Write a unit test to validate this behavior.
Also test that we can turn on and off the log_file using injectargs.
This is something that injectargs often gets used for in practice.
Signed-off-by: Colin McCabe <colin.mccabe@dreamhost.com>
Greg Farnum [Fri, 5 Aug 2011 18:07:03 +0000 (11:07 -0700)]
pgmon: create ALL pgs in new pools with correct creation epoch
5bb07df6aa4684ebd2e70437081dea170464d8ee tried to do this, but it
only set them properly for localized PGs. Whoops!
Additionally, we do NOT want to do this for new PGs in pre-existing
pools. Unfortunately, we have no way of guaranteeing that these new
PGs in old pools have the right epoch -- the data doesn't exist.
I'll discuss with other team members; it's possible that last_change
is in fact supposed to deal with this and simply doesn't.
Meanwhile, I've created a new bug to track this: #1365.
Greg Farnum [Thu, 4 Aug 2011 23:11:43 +0000 (16:11 -0700)]
pgmon: create PGs with a creation epoch that matches the pool's
Previously, the PGs were created with a creation date of the current
OSDMap. However, under some circumstances the PG creation can occur
under a later OSDMap epoch. This could lead to client requests that
were sent under epoch n, while the OSD insisted that the PG was
created in epoch n+1 so the client request was invalid. Since the
OSD expects the client to resubmit requests in such circumstances,
and the client thought all was well, this led to hanging client
requests.
Greg Farnum [Thu, 4 Aug 2011 21:34:57 +0000 (14:34 -0700)]
osd: Fix last_epoch_started initialization on new PGs
This used to be safe by virtue of assigning same_acting_since
to osdmap->get_epoch(), but since we fixed bugs by handling
that better we now need to update the last_epoch_started
initialization.
Greg Farnum [Thu, 4 Aug 2011 21:32:55 +0000 (14:32 -0700)]
osd: rename variables in project_pg_history.
These are always the current sets; I don't know why they would
ever be called lastup and it confused me when I started looking
at this.
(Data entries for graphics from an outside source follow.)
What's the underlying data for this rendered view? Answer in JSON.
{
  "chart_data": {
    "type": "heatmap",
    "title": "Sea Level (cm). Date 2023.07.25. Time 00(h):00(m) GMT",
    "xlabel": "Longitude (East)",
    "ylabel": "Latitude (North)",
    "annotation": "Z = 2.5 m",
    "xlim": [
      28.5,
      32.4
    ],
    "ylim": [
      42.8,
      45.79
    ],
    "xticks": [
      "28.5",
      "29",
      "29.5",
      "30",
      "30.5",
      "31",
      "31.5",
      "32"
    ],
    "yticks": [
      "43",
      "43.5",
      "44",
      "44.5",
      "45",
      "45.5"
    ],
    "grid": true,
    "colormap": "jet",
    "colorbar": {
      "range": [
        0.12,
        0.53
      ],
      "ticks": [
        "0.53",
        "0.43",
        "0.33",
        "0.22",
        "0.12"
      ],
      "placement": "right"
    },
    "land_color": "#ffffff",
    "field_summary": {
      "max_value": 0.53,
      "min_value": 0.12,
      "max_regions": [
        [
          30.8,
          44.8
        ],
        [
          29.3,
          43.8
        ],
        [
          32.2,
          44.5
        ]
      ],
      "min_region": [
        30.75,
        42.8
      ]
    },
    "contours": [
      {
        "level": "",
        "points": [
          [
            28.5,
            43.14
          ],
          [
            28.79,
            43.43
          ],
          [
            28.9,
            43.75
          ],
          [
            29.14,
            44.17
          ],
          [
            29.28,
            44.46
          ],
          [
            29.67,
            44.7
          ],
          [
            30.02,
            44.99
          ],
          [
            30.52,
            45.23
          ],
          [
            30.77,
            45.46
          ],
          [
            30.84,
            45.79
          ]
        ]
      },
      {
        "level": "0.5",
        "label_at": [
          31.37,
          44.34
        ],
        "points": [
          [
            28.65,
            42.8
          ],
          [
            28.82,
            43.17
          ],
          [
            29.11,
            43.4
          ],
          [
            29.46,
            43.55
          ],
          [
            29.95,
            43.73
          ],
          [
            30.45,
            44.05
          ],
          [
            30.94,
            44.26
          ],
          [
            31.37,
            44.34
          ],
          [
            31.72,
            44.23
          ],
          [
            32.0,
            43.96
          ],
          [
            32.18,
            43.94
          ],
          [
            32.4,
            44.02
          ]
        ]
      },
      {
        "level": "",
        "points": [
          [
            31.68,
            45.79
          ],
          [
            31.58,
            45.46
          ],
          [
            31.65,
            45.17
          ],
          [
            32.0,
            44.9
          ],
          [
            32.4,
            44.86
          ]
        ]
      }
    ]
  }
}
Confusion means something needs to change!
Sage Weil [Thu, 4 Aug 2011 20:48:55 +0000 (13:48 -0700)]
osd: expect heartbeats from anyone peering depends on
We were getting heartbeats from just acting replicas. That's really not
enough if we want to be sure to detect failures of OSDs we depend on,
which includes any stray or up OSDs as well.
Greg Farnum [Thu, 4 Aug 2011 19:43:30 +0000 (12:43 -0700)]
osd: refactor PG creation slightly.
We want to carefully set up the PG History. In most cases this will
do the same thing as previously, since it's a brand new PG. However,
it's possible for the monitor to send out MOSDPGCreate messages for
the same PG to more than one OSD over many epochs if the OSDs are down
or are slow to respond. In that case we need to carefully track
history to make sure we don't lose old data.
Greg Farnum [Thu, 4 Aug 2011 16:15:25 +0000 (09:15 -0700)]
osd: Initialize new PGs with correct info.history.same_primary_since
Previously we were initializing based on the local osdmap epoch, which
is often correct, but if we process the MOSDPGCreate in an epoch after
the PG was created in the OSDMap, we could have problems with clients
sending out messages based on the creation epoch which the OSD would
reject as being earlier than same_primary_since. See bug #1357.